Tally sighed, leaping up onto the shelf next to him. She whispered in his ear, "I'm saving you. But if you mess with me I'll feed you to that stuff!"

The voice distortion that hid her identity turned the words into a monstrous growl, and the man only whimpered. She prized his fingers from the shelf, balanced his weight across her shoulders, and jumped back down to an untouched part of the museum floor.

Smoke filled the room now, and the crumbly was coughing hard. It was as hot as a sauna, and it was dripping inside Tally's sneak suit, the first time she'd sweated since turning special.

Another section of the museum floor fell through with a crash, leaving a gaping view of the room below. The soccer field full of machines was ribboned with silver tendrils, one of the giant vehicles already half-consumed.
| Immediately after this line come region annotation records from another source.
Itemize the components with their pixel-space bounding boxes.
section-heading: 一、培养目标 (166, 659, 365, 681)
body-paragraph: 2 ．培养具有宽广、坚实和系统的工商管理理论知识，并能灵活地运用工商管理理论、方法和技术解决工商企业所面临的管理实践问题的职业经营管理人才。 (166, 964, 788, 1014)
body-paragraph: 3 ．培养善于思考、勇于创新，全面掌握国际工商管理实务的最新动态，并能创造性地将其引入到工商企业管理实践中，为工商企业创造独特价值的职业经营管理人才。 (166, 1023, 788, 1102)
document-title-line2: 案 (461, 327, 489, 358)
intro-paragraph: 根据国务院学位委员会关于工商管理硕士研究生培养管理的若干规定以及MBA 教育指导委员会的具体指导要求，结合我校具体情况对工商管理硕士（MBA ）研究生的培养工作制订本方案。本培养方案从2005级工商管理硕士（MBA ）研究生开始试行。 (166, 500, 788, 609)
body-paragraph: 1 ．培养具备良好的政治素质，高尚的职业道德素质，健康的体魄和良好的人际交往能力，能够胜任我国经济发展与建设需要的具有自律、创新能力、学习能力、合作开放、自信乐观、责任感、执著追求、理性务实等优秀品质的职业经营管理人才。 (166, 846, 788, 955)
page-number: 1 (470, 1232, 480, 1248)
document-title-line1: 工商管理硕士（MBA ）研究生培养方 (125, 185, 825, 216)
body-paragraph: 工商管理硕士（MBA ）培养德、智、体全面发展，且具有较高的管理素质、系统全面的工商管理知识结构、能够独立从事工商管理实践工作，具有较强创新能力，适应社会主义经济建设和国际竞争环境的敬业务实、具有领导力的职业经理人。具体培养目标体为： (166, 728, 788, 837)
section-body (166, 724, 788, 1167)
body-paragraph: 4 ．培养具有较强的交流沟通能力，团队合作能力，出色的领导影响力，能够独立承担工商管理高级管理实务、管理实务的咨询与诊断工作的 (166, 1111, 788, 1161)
The Armory was fighting back against the hungry nanos in earnest now. Small flying craft filled the air, frantically spraying black foam. Shay hopped from machine to machine, whacking them with the rifle, helping the goo spread.

It was a long drop, but Tally didn't have much choice. The shelves had begun to tilt as the nanos consumed their bases.

She took a deep breath and jumped, the old man on her shoulders screaming the whole way down.

Landing atop one of the machines, she grunted under the crumbly's weight, then dropped to an untouched bit of floor. The hungry silver goo was close, but she managed to dance to a halt, grippy shoes squeaking like panicked mice.

Shay paused in her battle with the sprayer drones for a moment and pointed over Tally's head. "Watch out!"

Before Tally could even look up, she heard the creaking sound of another collapse. She hopped away, avoiding tendrils of silver and blotches of slippery-looking black foam. It was like some littlies' game of hopscotch, but with lethal consequences if she made a mistake.

Reaching the other end of the room, Tally heard more of the ceiling collapse behind her. The contents of the museum's shelves rained down on the construction machines, two of which had been turned into boiling masses of silver. The sprayer drones were trying to cover them with black foam.